The world is in its 50th year of a global cholera pandemic which shows no sign of abating. Regular mutations of the cholera bacterium have produced a strain that is more toxic and tenacious than researchers say they have ever seen.

In the Americas, the cholera epidemic which hit Haiti in October 2010, moved into neighboring Dominican Republic a month later, and has so far killed 71 people. Now, the first case of cholera has been confirmed in Puerto Rico, in an elderly missionary who had just returned from a visit to the Dominican Republic. Several Mexican state governments are warning of the threat of epidemics, especially cholera, due to heavy rains from tropical storm Arlene.

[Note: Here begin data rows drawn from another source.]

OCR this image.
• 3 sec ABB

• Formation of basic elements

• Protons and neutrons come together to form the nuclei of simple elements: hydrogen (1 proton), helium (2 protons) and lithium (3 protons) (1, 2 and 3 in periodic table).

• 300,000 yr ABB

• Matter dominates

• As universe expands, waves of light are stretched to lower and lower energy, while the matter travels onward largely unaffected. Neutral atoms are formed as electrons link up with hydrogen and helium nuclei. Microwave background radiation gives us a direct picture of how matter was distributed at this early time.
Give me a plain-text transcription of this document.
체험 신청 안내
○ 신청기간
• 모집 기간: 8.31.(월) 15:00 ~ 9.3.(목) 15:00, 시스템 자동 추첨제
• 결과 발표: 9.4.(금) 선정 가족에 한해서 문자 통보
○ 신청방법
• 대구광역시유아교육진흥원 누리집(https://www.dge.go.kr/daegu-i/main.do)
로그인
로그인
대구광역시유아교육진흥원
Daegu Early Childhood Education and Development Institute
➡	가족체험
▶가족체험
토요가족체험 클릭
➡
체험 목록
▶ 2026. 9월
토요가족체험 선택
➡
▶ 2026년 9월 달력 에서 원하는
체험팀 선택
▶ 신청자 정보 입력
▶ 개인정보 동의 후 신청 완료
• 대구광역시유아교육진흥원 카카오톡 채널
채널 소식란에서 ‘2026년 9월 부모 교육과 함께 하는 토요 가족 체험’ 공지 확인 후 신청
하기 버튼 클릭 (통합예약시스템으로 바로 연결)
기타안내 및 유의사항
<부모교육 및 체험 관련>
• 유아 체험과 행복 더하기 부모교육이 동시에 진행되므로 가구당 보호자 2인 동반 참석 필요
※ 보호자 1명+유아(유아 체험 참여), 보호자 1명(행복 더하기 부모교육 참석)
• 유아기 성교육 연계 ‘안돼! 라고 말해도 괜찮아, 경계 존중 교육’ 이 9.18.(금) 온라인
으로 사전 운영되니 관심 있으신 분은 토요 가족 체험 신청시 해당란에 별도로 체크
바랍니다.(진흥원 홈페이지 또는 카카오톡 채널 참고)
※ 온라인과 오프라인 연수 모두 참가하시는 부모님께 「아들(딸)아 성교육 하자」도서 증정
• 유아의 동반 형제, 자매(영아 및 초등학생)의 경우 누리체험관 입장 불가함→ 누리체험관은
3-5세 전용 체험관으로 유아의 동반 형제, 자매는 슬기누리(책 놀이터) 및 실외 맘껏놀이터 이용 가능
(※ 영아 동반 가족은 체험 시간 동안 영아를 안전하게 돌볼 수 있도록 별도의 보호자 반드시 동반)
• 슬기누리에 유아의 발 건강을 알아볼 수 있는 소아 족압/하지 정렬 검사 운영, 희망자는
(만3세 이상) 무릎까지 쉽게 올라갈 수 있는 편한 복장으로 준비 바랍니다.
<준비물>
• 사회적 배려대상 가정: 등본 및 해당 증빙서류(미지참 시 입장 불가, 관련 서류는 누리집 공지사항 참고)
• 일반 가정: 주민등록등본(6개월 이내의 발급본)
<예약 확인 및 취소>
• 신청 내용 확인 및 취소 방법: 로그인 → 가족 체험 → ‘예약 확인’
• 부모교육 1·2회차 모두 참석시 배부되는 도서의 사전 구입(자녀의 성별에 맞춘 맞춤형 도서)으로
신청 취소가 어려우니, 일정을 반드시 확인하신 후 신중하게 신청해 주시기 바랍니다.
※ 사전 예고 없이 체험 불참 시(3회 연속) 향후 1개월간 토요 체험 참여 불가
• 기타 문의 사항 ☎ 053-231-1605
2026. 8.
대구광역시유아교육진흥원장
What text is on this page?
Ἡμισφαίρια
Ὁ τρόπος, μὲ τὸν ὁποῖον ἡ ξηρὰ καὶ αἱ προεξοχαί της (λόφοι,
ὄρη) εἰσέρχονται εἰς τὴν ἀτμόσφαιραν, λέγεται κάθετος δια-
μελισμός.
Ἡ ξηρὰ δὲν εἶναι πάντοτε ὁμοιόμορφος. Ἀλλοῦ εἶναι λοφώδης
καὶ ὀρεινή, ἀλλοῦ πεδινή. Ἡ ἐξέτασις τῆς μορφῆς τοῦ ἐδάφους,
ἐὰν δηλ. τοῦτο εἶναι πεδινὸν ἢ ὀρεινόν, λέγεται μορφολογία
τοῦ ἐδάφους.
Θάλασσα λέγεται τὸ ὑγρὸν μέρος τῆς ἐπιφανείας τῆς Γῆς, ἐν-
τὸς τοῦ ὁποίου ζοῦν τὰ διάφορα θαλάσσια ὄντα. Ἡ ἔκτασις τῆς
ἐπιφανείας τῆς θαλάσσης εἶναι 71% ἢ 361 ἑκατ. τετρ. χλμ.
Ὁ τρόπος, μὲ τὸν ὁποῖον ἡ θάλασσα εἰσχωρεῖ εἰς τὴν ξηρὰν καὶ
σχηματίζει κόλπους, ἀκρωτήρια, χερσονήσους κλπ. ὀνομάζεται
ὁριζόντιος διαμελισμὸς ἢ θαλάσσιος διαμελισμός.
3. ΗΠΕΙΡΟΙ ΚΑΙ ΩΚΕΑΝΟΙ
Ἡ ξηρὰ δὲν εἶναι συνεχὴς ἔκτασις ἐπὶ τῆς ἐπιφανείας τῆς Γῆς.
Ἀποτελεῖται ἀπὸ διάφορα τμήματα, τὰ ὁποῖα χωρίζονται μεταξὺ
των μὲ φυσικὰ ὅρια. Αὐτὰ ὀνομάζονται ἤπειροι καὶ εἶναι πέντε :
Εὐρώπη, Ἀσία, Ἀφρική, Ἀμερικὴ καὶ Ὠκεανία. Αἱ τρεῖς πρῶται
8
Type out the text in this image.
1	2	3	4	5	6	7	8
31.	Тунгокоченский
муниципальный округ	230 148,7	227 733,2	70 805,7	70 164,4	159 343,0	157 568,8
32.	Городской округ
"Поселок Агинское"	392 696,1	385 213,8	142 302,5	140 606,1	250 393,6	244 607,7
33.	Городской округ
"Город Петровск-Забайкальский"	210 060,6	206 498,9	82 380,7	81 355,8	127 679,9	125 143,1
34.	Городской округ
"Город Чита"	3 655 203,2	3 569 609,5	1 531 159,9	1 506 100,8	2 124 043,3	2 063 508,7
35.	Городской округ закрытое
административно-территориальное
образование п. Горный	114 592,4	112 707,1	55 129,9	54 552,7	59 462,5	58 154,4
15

Rita Colwell, professor at the University of Maryland and Johns Hopkins Bloomberg School of Public Health, found that measurable changes in the sea often will precede an epidemic by about six weeks. She told Scientific American that sensors on satellites "allow us to measure chlorophyll, sea surface temperature and sea surface height. These factors, it turns out, are very useful in predicting cholera epidemics."

A 2009 paper coauthored by Colwell, entitled "Using Satellite Technology To Model Prediction of Cholera Outbreaks," noted that because the satellite data are "becoming increasingly accurate through ground truthing (real-time collection of information on location), we believe that satellite imaging provides tremendous promise for prediction of cholera, weeks and even months in advance of an epidemic."

The paper goes on to warn, however, that in the United States, "we face a crisis in funding that not only affects basic and applied research in this field but also undermines our ability to deploy remote sensing technologies that provide the most promising means for monitoring our environment." Although remote-sensing technology "is currently still a research tool, the example of cholera prediction through its use provides a compelling argument to maintain and adequately fund our satellite programs; unless this is done, this extraordinary effort at disease prediction will fail."